Observation following the removal of two sections of pews and raised flooring on the south half of the nave revealed load-bearing dwarf brick walls. The joists of the eastern section were oak, original and probably contemporary to the late 19th century, black and red tiled passages between the pews. Those in the western section were softwood, suggesting that this section had been replaced earlier. The depth of the voids under the bench floors suggested that the original solid floor levels had been excavated to a depth of 0.4m. when the tile passages and benches were placed.

==Bibliography==
- Hunningham, in A History of the County of Warwick: Vol. 6, Knightlow Hundred, ed. L F Salzman (London, 1951), pp. 117–120.

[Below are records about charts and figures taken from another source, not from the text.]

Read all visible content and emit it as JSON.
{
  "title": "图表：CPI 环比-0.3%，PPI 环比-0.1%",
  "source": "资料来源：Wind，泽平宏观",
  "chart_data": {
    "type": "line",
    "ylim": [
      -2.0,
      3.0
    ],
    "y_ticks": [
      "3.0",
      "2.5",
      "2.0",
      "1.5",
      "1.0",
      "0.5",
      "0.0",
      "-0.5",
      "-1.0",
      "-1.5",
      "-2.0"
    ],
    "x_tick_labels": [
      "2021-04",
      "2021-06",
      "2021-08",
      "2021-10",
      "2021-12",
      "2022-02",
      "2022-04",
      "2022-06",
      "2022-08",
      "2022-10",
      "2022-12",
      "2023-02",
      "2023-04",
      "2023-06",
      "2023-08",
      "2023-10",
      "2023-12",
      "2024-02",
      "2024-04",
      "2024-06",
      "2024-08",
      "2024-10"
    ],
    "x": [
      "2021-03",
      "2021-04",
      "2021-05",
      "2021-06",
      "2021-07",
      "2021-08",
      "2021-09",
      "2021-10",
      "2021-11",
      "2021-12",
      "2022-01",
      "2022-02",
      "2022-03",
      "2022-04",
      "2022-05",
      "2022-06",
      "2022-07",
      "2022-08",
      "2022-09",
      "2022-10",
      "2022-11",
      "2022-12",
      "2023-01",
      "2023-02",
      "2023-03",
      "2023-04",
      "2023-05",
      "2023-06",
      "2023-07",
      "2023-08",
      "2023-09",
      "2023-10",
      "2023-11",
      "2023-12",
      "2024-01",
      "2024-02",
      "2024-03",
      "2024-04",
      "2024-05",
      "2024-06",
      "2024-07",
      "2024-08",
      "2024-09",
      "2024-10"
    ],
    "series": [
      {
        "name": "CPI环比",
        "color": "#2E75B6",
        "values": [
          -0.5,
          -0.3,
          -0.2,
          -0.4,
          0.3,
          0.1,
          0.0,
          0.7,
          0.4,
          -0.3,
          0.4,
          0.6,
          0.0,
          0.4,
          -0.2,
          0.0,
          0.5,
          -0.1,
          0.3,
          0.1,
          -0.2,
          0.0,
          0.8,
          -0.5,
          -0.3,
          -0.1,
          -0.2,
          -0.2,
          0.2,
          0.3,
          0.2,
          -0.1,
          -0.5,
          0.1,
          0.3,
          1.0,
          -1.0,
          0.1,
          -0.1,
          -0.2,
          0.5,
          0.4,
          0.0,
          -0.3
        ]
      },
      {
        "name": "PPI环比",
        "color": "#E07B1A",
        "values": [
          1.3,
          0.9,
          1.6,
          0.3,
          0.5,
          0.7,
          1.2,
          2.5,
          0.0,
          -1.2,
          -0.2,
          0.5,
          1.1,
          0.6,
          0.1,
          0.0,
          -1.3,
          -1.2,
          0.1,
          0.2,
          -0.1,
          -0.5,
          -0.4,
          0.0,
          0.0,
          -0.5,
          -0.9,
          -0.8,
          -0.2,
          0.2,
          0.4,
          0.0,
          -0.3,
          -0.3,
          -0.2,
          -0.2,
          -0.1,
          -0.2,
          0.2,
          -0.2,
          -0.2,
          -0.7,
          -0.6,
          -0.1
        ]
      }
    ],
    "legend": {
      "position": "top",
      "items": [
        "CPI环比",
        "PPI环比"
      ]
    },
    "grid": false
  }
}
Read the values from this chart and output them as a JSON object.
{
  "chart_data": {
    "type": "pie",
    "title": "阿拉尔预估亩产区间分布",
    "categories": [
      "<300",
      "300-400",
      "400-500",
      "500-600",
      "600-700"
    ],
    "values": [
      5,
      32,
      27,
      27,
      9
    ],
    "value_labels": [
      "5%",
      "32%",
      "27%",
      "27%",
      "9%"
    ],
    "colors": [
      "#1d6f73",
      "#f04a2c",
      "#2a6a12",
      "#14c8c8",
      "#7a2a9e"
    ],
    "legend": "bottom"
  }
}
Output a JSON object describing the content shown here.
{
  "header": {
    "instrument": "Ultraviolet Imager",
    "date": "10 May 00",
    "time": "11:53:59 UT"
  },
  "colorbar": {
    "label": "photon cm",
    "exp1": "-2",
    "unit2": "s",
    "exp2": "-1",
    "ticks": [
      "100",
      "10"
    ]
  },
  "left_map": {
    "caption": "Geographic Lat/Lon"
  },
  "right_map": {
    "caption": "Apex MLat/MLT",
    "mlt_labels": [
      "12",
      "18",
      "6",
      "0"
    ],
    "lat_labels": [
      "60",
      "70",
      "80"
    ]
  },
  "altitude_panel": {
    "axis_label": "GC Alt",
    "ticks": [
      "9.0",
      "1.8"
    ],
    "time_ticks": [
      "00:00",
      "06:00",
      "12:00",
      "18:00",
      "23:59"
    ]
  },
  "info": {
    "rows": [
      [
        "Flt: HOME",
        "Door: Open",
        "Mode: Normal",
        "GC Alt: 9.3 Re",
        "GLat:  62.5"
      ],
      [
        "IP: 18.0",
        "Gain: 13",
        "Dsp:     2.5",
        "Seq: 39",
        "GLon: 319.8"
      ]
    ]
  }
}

- Cokayne, The Complete Peerage, The complete peerage of England, Scotland, Ireland, Great Britain and the United kingdom, extant, extinct or dormant, A. Sutton, Gloucester, 1982.
- Barlichway Hundred, The Victoria history of the county of Warwick, vol. III, Institute of Historical Research, London 1945.
- Pugh, The Victoria history of the county of Warwick, vol. VI, Institute of Historical Research, London 1951.
- Stephens, The Victoria history of the county of Warwick, vol. VIII, Institute of Historical Research, London 1969.